In recent years, Devries has developed a series of bas relief; portraits of diverse people including friend, neighbor and Miniature Theater of Chester founder, actor and director Vincent Dowling. Devries’ newest additions are paintings, again focusing on the female form, alive with color, form and movement.
The Bather (below, left) is another step into a new direction, a beautiful older model in a blue swimsuit, lacking the lithe limber look of Devries’ dancers, or perhaps a ‘grande dame’ of dance, unabashedly basking in the sunlight, head thrown back, negating the practical effect of the wide brimmed hat; she is no less than magnificent.

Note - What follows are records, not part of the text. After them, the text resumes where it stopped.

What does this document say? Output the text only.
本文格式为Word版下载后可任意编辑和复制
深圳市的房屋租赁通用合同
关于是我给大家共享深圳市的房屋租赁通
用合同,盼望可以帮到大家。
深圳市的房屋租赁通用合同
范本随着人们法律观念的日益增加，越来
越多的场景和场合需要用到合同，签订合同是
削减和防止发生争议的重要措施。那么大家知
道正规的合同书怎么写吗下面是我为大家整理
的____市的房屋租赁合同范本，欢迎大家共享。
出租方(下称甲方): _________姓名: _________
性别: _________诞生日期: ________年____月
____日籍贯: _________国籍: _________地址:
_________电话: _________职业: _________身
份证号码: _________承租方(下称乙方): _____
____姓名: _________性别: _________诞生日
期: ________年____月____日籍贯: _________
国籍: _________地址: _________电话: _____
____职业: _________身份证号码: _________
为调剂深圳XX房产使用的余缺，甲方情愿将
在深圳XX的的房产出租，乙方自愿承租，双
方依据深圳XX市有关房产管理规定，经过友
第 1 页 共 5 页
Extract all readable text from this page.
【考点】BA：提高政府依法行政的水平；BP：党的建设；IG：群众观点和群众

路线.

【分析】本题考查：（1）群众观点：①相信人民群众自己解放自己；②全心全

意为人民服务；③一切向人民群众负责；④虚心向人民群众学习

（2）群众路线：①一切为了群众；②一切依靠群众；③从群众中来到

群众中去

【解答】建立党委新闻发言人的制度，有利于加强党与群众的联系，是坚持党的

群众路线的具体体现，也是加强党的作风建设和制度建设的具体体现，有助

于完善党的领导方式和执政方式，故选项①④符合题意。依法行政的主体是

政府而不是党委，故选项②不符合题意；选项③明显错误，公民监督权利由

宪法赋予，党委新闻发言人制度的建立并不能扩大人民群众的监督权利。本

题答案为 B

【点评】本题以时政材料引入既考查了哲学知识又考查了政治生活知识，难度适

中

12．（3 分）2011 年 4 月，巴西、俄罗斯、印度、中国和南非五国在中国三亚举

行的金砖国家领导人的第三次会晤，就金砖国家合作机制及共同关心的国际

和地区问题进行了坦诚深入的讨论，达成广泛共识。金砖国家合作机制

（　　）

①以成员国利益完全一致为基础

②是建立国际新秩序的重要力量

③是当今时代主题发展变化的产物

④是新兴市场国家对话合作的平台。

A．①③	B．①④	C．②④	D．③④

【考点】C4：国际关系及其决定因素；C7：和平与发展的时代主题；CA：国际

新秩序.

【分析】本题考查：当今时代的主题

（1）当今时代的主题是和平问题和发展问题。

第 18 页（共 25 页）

From my first viewing of Andrew’s work, I was a fan. Apart from loving dance and being passionate about art, his work touches the magnificence of the human body and the human spirit. There is an exuberance in all his work, and some are seasoned with a certain mystery, a questioning of the universe, a reverence for humanity. The bottom line, though, is that a Devries bronze takes your breath away
This exhibit, set outdoors without the barriers and barricades and restrictions of museum displays, allows you, the viewer, to walk up, peer closely, examine minutely and touch — yes, touch — the work. Up close and personal. In touching, you can feel the vitality of each piece, feel the silken flow of the molten bronze as if it were alive, a living, breathing form.
Devries, originally from Rochester, N.Y., left school at fifteen, worked the family farm, but knew in heart he would be artist. That calling was always there, rooted in his soul. At seventeen, he landed in Denver, studying dance, and dancers, absorbing the motion and fluid rippling of their movement. Entranced, he sketched, painted and on one day of epiphany, held clay in his hands. The magic began. Four years of studying and apprenticing in two studios, mastering the art of sculpting, casting and bronze pouring before touring Europe and studying there.
The process of creating a Devries piece begins with the modeling, with the creation of an armature or ‘framework’ that provides a base upon which to work wax, clay, plaster or other mediums. The modeling is the first form of the artist’s vision. Then a mold, often rubber or latex, is made from the model. In “lost wax” casting, a wax casting is created, the wax is melted off, leaving a detailed copy of the original art. The process is so refined that even a residual fingerprint can be lft on a piece of art; the artist meticulously readies the mold for casting.
Bronze pieces are often cast hollow due to issues of size and weight, therefore an inner and outer mold form is created in a layering process that can take many hours. The ceramic shells are pre-heated and the bronze is fired to upwards of 2000 degrees. The ceramic mold is filled from the bottom up, and cools completely before the shells are removed. The final finish is done with sandblasting to remove any roughened spots and the figure is then polished.
Devries and his father laid the foundation and set the timbers for the 20X24 foundry, which served as the entire studio/foundry for four years. Today there is barn studio subdivided areas that accommodate all aspects of the artworks including a setting in which these new pieces can be photographed. A map of the Devries compound can be found on his website.